Whereas data can sit across many places in an organisation, which is time-consuming and can lead to inaccurate calculations, WholeView provides a "single version of the truth" about sales performance across the whole route-to-market (RTM) channel, states TWC.
Data is cleansed, merged and then aggregated by TWC’s hugely experienced data quality team managed by Vicky Davies, before being delivered quickly and securely via TWC’s market leading dashboards to an unlimited number of users at the supplier organisation.
The first five clients to join WholeView are:
1. AG Barr
2. Coca-Cola Europacific Partners
3. KP Snacks
4. Suntory Beverage and Food GB&I
5. Unilever Food Solutions
Kelly Pye, Head of Client Services at TWC, said, "We are delighted to welcome our first clients to WholeView.
"Their need for aggregated data channel via an intuitive and visual data reporting solution aligns perfectly with our mission to provide cutting-edge solutions that drive success and growth.
“By integrating WholeView into their operations, they are poised to unlock new levels of efficiency, productivity, and strategic insight – they will find areas of opportunity quickly by using SmartView."
This comes week after TWC released its SmartView Convenience report showing key trends that shaped the independent convenience channel last year.
Among the key trends, value sales were down -6 per cent through 2024 majorly owing to drop in sales of tobacco products though value growth was seen in confectionery, soft drinks and food-to-go.
The report's other findings are:
Three categories were in value growth in the sector – confectionery, soft drinks and food-to-go.
Average spend per unit has only increased by 1 per cent in 2024.

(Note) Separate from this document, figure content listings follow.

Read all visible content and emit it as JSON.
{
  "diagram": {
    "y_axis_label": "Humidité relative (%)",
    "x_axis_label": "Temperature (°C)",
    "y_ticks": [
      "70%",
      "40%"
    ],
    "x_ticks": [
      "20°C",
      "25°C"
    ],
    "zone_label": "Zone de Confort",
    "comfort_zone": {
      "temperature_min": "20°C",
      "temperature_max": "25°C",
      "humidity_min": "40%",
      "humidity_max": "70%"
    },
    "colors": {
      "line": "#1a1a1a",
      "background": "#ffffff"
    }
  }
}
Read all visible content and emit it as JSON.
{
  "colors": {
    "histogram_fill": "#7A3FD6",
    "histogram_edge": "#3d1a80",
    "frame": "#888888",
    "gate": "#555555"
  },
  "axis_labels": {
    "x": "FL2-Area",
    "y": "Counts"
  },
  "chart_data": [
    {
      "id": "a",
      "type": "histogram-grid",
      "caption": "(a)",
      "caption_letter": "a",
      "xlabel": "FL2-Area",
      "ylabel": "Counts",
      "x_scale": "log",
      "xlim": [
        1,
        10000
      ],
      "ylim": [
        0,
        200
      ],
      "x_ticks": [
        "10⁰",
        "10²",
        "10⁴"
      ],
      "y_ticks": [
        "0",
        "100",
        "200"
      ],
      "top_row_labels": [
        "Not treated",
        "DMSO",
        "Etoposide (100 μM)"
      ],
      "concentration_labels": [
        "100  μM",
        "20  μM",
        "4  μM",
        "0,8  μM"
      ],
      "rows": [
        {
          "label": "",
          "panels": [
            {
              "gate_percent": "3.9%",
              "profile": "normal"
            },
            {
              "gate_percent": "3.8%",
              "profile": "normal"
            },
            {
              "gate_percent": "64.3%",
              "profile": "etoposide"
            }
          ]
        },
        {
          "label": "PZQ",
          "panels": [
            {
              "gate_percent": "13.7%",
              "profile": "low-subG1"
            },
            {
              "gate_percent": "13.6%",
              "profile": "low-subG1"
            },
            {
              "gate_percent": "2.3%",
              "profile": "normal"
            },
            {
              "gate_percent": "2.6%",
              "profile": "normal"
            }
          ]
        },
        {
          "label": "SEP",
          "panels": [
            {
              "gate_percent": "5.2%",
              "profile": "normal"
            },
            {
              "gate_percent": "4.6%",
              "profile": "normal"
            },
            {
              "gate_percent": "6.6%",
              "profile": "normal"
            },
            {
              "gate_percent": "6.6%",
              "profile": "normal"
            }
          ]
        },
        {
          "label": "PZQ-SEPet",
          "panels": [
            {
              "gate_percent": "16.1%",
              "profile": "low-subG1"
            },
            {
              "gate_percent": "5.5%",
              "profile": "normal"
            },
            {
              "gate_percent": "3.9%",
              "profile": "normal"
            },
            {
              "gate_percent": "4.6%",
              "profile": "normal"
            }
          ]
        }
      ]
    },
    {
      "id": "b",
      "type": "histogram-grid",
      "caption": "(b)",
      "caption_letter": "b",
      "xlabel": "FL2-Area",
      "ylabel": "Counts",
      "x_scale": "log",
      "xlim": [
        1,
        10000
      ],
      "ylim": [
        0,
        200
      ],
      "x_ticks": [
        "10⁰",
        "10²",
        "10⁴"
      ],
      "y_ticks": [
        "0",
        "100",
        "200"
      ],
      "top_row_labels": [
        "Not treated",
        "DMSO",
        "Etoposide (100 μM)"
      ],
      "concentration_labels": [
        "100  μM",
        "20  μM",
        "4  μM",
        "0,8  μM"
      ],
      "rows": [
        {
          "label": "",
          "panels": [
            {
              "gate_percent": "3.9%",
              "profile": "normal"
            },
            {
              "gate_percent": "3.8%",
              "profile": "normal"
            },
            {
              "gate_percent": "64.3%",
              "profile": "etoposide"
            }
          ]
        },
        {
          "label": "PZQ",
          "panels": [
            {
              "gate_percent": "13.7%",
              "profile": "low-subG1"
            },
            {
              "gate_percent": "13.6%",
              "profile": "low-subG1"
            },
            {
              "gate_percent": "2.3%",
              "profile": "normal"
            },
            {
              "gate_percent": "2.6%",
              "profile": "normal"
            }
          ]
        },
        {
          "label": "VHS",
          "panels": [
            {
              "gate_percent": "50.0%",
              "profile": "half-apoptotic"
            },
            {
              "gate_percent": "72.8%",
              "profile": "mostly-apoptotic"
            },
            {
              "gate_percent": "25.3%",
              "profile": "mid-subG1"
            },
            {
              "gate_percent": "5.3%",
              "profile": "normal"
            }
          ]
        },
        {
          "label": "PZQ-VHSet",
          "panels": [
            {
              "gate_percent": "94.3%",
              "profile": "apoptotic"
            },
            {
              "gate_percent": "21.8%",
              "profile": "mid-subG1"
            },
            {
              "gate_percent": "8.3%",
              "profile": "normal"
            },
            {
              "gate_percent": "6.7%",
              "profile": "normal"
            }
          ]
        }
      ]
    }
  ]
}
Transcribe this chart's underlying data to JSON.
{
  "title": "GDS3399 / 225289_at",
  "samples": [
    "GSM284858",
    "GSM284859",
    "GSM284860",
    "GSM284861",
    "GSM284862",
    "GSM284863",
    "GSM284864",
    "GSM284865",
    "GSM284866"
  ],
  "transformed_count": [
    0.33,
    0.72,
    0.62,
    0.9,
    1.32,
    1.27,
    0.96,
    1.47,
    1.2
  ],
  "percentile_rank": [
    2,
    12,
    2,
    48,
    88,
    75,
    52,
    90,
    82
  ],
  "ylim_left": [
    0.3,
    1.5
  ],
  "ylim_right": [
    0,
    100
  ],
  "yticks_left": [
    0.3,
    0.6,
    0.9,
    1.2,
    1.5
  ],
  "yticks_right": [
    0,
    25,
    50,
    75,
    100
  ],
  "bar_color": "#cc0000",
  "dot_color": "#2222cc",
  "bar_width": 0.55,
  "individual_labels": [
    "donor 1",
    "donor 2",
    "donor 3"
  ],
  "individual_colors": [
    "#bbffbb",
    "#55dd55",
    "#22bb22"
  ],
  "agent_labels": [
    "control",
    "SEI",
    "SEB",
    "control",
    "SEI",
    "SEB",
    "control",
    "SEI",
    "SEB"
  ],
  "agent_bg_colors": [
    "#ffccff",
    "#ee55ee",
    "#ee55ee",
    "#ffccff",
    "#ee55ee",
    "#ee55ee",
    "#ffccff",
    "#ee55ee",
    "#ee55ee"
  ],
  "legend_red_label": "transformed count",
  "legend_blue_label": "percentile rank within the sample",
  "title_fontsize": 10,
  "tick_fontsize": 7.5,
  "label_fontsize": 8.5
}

Alcohol sales under-performed at Christmas (versus the performance over the rest of the year), reflecting the deep promotions offered by other operators (e.g. retail multiples) during December; as well as changing consumer habits and the fact that the comparative period in 2023 included two less trading days on the run up to New Year’s Eve (4 w/e 29.12.23).
The leading suppliers are winning share. In eight key convenience categories, three quarters of the top two suppliers in each category are growing their share of sales in the channel.